I've never said that it's a hobby; those are just my "special skills". I can do it. My father was an enthusiastic hunter, and I had to get my hunting license relatively early.

Did you go along on deer hunts?

Yes, although I wasn't exactly glad to be there. "Papa, there was a deer!"--always very loudly. "Look over there, a deer!" Then the deer was gone, wonderful. I hated it. Meanwhile I list it quite gladly, impress people a little, go to the fair and shoot a few plastic roses or teddy bears. Then I shoot casually from the hip--if the guns aren't adjusted wrongly, that is.

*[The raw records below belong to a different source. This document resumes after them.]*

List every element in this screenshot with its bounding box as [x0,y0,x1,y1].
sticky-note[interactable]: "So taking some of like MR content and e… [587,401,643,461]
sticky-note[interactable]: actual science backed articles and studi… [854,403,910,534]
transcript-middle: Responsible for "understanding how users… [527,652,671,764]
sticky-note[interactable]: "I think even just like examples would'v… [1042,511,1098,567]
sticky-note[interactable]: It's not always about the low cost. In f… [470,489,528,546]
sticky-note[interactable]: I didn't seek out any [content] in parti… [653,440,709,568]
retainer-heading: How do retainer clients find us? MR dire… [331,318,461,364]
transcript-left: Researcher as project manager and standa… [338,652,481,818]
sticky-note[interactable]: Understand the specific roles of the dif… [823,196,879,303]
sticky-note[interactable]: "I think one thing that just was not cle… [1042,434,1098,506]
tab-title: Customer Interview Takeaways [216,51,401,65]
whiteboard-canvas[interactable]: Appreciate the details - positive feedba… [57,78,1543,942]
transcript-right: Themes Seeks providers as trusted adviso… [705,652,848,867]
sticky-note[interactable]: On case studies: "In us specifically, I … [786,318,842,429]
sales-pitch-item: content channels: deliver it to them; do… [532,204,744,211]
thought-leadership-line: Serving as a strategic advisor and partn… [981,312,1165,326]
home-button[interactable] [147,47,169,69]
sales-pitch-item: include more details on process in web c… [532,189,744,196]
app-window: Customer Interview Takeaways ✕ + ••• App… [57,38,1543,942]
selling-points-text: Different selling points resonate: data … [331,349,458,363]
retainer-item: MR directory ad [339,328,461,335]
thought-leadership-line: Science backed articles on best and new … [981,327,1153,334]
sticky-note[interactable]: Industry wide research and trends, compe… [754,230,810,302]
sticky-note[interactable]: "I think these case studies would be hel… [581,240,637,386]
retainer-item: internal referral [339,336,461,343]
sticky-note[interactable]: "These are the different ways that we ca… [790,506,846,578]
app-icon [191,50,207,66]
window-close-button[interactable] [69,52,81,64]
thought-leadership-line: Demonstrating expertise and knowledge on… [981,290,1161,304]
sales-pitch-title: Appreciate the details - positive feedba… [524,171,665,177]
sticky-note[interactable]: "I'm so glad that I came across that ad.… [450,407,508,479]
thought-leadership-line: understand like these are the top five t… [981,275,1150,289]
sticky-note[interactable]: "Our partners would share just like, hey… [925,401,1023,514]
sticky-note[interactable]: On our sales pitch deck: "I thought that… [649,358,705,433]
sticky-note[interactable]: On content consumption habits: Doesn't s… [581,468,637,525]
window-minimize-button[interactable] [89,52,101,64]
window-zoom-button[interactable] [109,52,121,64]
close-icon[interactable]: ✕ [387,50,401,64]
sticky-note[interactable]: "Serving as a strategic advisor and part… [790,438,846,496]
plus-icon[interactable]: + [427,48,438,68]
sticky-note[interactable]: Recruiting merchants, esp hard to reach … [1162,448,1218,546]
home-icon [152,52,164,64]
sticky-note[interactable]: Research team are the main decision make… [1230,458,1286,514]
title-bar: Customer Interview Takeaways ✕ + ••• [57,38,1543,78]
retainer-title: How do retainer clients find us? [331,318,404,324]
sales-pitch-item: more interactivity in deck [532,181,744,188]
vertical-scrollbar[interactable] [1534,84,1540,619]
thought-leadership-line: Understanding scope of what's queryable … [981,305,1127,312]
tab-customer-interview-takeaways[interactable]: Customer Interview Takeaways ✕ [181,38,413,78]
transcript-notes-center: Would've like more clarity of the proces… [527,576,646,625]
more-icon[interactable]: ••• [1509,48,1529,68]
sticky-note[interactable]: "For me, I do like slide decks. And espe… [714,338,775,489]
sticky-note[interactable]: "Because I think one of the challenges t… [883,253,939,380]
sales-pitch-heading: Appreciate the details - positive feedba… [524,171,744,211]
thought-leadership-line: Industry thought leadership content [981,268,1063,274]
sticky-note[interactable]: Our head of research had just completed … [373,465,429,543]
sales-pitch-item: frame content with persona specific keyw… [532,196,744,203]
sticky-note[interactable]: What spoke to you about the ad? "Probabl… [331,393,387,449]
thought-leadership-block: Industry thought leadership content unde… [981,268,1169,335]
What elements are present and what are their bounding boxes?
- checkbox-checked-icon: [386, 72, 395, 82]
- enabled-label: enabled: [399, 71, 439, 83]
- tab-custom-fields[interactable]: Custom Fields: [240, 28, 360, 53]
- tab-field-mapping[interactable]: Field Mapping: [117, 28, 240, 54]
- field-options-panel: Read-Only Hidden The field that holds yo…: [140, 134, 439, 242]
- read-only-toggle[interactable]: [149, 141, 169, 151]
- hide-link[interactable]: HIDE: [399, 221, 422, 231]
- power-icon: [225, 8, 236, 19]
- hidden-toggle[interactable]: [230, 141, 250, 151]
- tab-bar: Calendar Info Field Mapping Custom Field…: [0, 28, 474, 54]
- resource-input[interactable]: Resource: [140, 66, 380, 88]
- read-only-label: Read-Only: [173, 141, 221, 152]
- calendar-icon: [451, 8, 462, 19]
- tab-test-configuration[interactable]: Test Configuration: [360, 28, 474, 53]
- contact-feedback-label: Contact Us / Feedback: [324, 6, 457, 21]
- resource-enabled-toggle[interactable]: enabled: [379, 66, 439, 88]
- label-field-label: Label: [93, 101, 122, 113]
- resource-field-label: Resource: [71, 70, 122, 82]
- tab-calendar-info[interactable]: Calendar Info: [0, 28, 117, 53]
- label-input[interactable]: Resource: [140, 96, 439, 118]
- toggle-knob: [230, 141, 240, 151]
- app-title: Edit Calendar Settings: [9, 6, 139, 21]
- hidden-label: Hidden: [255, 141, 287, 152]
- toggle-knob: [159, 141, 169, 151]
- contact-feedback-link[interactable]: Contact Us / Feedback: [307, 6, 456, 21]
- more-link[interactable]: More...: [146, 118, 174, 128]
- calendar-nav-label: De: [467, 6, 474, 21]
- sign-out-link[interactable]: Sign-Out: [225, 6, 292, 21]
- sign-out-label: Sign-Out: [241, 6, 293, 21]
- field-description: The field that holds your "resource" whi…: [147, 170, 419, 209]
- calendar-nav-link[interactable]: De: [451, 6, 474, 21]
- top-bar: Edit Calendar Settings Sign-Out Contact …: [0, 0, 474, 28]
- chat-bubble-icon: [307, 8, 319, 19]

Do you have a favourite musical, as far as the composition is concerned?

Les Misérables, I would say. Elisabeth also, but Elisabeth is always one of those things, because it's my baby.

How often do so-called "bloopers" happen during musicals?

Constantly. The most-repeated saying of theatre is: We perform live. A thousand things happen: Forgetting your lines and watching the others reproachfully, what can they be thinking of to forget their lines, until you realise that you're the one who forgot them. Pieces of clothing fall apart, and you're suddenly standing there in your underwear--to the delight of your colleagues and the audience.

What do you do then?

Well, if you notice it, you turn red. If you don't notice, the audience laughs.